Kompas.com - 29/11/2012, 15:31 WIB
Penulis Icha Rastika
|
EditorInggried Dwi Wedhaswary

JAKARTA, KOMPAS.com - Terdakwa kasus dugaan penerimaan suap kepengurusan anggaran Kementerian Pemuda dan Olahraga serta Kementerian Pendidikan Nasional Angelina Sondakh menangis tersedu-sedu ketika meminta maaf kepada mantan wartawan Kantor Berita Antara, Jefri Manuel Rawis. Permintaan maaf itu disampaikan Angelina atau Angie saat menanggapi kesaksian Jefri dalam persidangan yang berlangsung di Pengadilan Tindak Pidana Korupsi Jakarta, Kamis (29/11/2012).

“Saya minta maaf karena nama saudara saksi terbawa-bawa dalam kasus ini,” ucap Angie sambil menangis.

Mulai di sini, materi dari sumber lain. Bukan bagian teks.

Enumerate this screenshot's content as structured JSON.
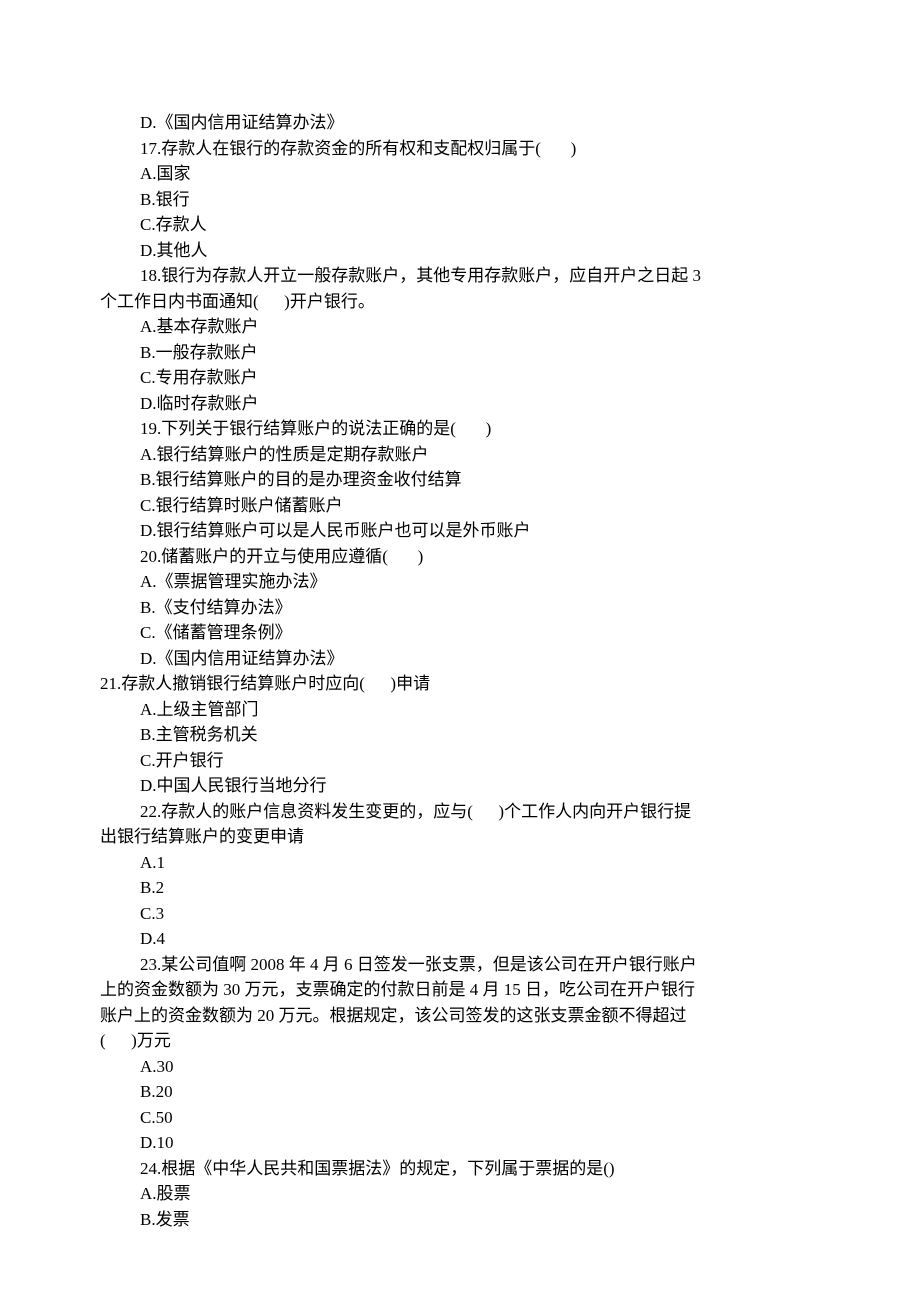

Selebihnya, Angie membenarkan keterangan yang disampaikan Jefri. Dalam kesaksiannya, Jefri membantah pernah diminta Angie untuk menerima uang dari staf Grup Permai. Jefri yang mengaku satu kampung dengan Angie itu mengatakan tidak pernah pergi ke sebuah pusat perbelanjaan atau tempat lainnya untuk menerima titipan uang.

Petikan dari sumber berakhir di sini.